Ucraina. Nicola B. ha 46 anni, è bergamasco ed è un imprenditore nel settore della ristorazione italiana e ristrutturazione di appartamenti. Vive da tre anni a Dnipro con la moglie ucraina, una figlia e due cani. Da quando è scoppiata la guerra è stato costretto a lasciare il suo lavoro – i ristoranti sono ormai chiusi a causa del conflitto -, e non ci ha pensato su: non è andato via dall’Ucraina e ha iniziato ad impegnarsi nel volontariato. E’ stato incaricato dal sindaco: coordina e gestisce gli arrivi di aiuti umanitari che giungono dall’Italia, Francia e Svizzera e anche da un’associazione californiana; insieme agli altri volontari cerca alloggi e strutture per ospitare gli sfollati.
“La città di Dnipro rispetto ad altre città è meno colpita – dice – ed è diventata un hub umanitario che accoglie migliaia di persone da altre località maggiormente colpite dalle bombe”. Lo abbiamo sentito ai microfoni di Ivg e Genova24. Nell’apprendere che l’intervista sarà pubblicata in Liguria si lascia andare ai ricordi e ai legami con la nostra regione.
Ma quando si lasciano i ricordi del passato e si riparla di guerra il suo tono si fa greve e preoccupato. “All’indomani dall’invasione dei russi sono stato contattato via mail dall’ambasciata italiana in Ucraina e anche dalla Farnesina – riprende -. Ci hanno chiesto di lasciare subito il Paese. E giovedì la Farnesina, probabilmente dopo una mia apparizione su Rai 1, mi ha telefonato per informarsi su come stavo, anche perché io sono l’ultimo italiano rimasto a Dnipro“.
“Se però ritorno a quel 24 febbraio, devo ammettere che sinceramente nessuno di noi si aspettava che ci sarebbe stata l’invasione russa, io onestamente pensavo di no, e ho pensato che se proprio avrebbero attaccato sarebbe stato su siti militari, ma non è così: uccidono i civili. Da Dnipro con gli altri volontari quando ci riusciamo andiamo a prendere chi è bloccato nelle città sotto le bombe e li portiamo qui – aggiunge -. Gli sfollati sono principalmente donne, bambini e orfani. Noi prepariamo il cibo per coloro che restano nelle città bombardate e poi al ritorno riportiamo qui le persone che se ne vogliono andare”.
“Il problema è che nonostante ci siano corridoi umanitari, e i russi lo sappiano perfettamente, ci sparano addosso. Le immagini di questi attacchi sui convogli umanitari stanno facendo il giro del mondo. La cosa brutta è che sembrano cercare apposta di colpire i civili: sembra una caccia all’uomo – racconta -. A Dnipro la situazione è migliore che in altre città, ma da due giorni bombardano anche da noi, e quando lo fanno anche la nostra casa trema, ma siamo pronti a tutto e finchè ci sarà la guerra io resterò qui”.

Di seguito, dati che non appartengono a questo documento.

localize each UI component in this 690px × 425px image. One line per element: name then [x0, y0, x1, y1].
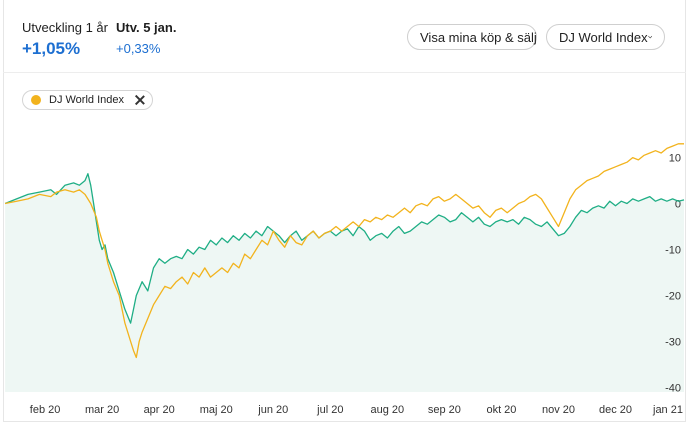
dj-world-index-series-line [4, 143, 684, 359]
y-tick-label: 10 [669, 153, 681, 165]
y-tick-label: -20 [665, 290, 681, 302]
development-date-value: +0,33% [116, 41, 161, 56]
chart-panel [3, 0, 686, 422]
y-tick-label: -10 [665, 245, 681, 257]
x-tick-label: sep 20 [428, 404, 461, 416]
x-tick-label: jul 20 [316, 404, 343, 416]
development-date: Utv. 5 jan. +0,33% [116, 20, 176, 56]
x-tick-label: aug 20 [371, 404, 405, 416]
x-tick-label: mar 20 [85, 404, 119, 416]
series-area-fill [5, 173, 685, 392]
x-tick-label: dec 20 [599, 404, 632, 416]
x-tick-label: maj 20 [200, 404, 233, 416]
x-tick-label: okt 20 [486, 404, 516, 416]
y-tick-label: -30 [665, 336, 681, 348]
legend-chip-label: DJ World Index [49, 94, 124, 106]
show-trades-button-label: Visa mina köp & sälj [420, 29, 537, 45]
index-select-label: DJ World Index [559, 29, 648, 45]
chart-header: Utveckling 1 år +1,05% Utv. 5 jan. +0,33… [0, 0, 690, 72]
y-tick-label: 0 [675, 199, 681, 211]
x-tick-label: feb 20 [30, 404, 61, 416]
x-tick-label: apr 20 [144, 404, 175, 416]
show-trades-button[interactable]: Visa mina köp & sälj [407, 24, 537, 50]
header-divider [3, 72, 686, 73]
x-tick-label: nov 20 [542, 404, 575, 416]
x-tick-label: jan 21 [652, 404, 683, 416]
index-select-dropdown[interactable]: DJ World Index [546, 24, 665, 50]
development-1y-label: Utveckling 1 år [22, 20, 108, 35]
development-1y-value: +1,05% [22, 39, 81, 58]
legend-chip-dj-world-index[interactable]: DJ World Index [22, 90, 153, 110]
development-1y: Utveckling 1 år +1,05% [22, 20, 108, 59]
legend-color-dot [31, 95, 41, 105]
y-tick-label: -40 [665, 382, 681, 394]
chevron-down-icon [647, 35, 652, 39]
development-date-label: Utv. 5 jan. [116, 20, 177, 35]
holding-series-line [4, 173, 685, 324]
x-tick-label: jun 20 [257, 404, 288, 416]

“Ho visto quanto siano importanti i volontari e gli aiuti umanitari e quindi io e mia moglie abbiamo lasciato perdere l’idea di spostarci in un’altra zona. Certo, se la situazione dovesse precipitare a Dnipro, come sta accadendo a Mariupol, farò le mie valutazioni, forse sarò costretto ad andarmene: per ora però io non mi muovo di qui. I bombardamenti anche da noi continuano, ma i russi nella regione di Dnipro non ci sono, perchè vengono respinti dalle forze ucraine. La situazione è relativamente tranquilla, non siamo a Kharkiv o Mariupol insomma, – racconta Nicola – dopo aver messo in sicurezza la nostra casa con tavole di legno alle finestre la mia famiglia non scende nei rifugi quando suonano le sirene di allarme, anche perchè sono sempre in giro come volontario. Qui a Dnipro stiamo seguendo 17mila persone tra alloggiati e sistemati che sono arrivate da ogni zona di guerra”.
Non solo guerra, anche il Coronavirus è un problema: “Qua il Covid sembra scomparso, non se ne parla più. Poche persone, una decina in tutta la città da quando è scoppiata la guerra mettono ancora la mascherina”, conclude Nicola.